Adjective trouble at the NY Times

How does the Times get from paragraph 1:
President Obama on Friday announced an aggressive campaign to shrink the size of the federal government, a proposal less notable for its goal - the fight against bloat has been embraced by every modern-day president - than for the political challenge it poses to a hostile Congress.
...to paragraph 3...
The White House estimated that the consolidation would save $3 billion over 10 years and result in reductions of 1,000 to 2,000 jobs. The savings is a mere rounding error in the $3.7 trillion annual budget, but the numbers may be less important than the message that Mr.

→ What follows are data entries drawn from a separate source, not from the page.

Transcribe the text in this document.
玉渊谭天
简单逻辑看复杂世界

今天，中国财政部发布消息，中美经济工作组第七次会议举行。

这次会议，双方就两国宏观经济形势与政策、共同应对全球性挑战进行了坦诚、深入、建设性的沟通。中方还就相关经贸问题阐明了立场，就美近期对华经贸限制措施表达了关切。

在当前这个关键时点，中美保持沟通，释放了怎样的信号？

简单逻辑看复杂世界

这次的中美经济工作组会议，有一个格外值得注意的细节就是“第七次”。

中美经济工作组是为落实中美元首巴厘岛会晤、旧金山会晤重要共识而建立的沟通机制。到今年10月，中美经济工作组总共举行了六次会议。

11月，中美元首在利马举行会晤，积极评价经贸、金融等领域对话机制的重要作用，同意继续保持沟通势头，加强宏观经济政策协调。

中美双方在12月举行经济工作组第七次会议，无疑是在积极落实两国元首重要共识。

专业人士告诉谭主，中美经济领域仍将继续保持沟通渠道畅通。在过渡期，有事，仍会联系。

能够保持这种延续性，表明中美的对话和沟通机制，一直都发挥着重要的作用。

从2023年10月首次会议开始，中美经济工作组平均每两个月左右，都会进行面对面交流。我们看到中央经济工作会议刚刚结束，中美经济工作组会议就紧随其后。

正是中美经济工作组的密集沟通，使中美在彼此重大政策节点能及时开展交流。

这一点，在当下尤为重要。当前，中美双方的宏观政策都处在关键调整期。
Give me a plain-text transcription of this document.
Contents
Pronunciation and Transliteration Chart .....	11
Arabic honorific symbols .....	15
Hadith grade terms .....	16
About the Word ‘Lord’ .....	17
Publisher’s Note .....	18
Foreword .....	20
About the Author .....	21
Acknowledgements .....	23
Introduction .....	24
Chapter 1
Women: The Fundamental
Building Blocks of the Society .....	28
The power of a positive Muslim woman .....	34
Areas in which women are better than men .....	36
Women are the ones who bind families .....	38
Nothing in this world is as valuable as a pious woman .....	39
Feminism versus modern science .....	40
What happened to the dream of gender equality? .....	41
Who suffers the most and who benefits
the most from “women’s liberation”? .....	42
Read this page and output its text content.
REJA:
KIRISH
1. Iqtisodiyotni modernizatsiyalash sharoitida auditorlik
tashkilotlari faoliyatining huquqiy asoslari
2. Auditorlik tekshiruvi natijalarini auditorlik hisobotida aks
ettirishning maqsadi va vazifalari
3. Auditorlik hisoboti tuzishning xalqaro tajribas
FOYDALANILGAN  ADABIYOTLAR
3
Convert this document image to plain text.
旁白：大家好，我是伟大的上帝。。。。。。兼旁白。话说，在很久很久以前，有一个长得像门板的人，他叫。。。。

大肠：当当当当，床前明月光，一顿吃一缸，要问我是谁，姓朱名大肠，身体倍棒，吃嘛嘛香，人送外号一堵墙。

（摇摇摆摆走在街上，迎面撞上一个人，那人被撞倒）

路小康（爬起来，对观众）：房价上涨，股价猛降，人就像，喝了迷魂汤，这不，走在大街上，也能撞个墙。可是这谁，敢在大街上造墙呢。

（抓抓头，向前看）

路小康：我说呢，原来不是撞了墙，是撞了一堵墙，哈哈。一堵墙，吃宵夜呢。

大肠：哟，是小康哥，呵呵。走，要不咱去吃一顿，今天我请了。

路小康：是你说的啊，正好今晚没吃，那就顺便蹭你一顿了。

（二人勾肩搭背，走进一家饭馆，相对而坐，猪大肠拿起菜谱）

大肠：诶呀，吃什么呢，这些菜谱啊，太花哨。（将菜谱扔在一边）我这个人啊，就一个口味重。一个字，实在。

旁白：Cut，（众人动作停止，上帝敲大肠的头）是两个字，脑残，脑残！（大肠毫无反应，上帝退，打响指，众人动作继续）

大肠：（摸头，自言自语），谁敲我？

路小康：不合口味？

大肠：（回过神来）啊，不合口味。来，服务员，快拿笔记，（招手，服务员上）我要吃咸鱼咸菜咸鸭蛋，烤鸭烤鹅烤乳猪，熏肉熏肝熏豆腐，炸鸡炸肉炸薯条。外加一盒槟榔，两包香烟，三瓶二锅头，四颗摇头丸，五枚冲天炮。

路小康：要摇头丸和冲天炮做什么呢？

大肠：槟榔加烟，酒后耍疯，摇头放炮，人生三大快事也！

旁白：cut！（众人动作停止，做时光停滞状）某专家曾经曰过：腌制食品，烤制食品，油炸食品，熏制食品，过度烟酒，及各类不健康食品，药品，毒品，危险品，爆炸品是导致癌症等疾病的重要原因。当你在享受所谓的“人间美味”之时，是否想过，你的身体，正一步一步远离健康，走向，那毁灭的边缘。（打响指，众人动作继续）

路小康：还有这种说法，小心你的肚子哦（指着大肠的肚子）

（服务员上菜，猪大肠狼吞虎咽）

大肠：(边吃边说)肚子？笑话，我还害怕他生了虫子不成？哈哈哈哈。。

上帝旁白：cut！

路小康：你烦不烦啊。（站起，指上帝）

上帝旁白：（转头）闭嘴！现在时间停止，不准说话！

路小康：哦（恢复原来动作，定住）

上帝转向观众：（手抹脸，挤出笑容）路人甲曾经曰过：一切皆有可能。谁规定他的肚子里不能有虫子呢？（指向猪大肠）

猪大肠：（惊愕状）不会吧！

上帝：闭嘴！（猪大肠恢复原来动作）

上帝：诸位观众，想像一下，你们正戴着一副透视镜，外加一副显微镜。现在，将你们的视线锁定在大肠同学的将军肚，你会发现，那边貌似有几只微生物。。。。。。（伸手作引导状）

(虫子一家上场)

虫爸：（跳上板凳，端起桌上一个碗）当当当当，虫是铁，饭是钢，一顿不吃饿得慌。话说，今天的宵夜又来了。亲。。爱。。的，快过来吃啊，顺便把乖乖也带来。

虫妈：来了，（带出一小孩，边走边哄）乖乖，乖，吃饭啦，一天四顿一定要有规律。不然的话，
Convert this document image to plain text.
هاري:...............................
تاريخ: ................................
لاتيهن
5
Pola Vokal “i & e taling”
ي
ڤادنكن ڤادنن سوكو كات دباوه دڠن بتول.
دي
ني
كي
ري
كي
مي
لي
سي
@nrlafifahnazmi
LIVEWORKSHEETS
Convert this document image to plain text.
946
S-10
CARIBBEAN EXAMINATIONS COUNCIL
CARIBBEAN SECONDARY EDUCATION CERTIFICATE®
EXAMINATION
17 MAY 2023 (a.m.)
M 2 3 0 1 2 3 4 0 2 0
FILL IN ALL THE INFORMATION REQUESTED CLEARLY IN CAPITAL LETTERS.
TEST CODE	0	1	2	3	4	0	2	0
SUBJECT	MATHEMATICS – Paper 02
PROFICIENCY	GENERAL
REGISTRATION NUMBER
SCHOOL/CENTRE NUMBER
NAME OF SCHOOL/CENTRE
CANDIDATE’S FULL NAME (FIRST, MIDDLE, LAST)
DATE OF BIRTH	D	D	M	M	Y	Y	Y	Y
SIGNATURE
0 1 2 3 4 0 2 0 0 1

Obama wants to cut wasteful spending.
...without somebody in the news room laughing out loud?

Calling this an "aggressive" campaign is an insult to the English language, or aggressiveness, or both.  Tom Elia does the math:
So, according to the Times' reporters, President Obama's proposed annual cut of $300 million to a $3.7 trillion budget, amounting to a cut of about 0.0081% -- or less than than one-tenth of one-tenth of one-tenth of one-tenth of one percent -- constitutes "an aggressive campaign to shrink the size of the federal government."
To put this in perspective, it's such an infinitesimal amount that it's like saying "I'm going on a diet" then cutting off a toenail.  Bold and aggressive!  Maybe these are these new "facts" I've been hearing about.

(For the record: Tom went overboard with "one tenths" but his percentage is correct.)

2 comments:

Bram said...

Cutting a thousand jobs out of 2 million plus federal employees? If people weren't so ignorant, they would be laughing at him.

another Eric Lindholm said...

Did you misread it? The Times said that Obama's campaign was aggressive, not that the cuts would be. The proposed cuts' newsworthiness may indeed be laughable, but there's nothing intrinsically silly about the article itself.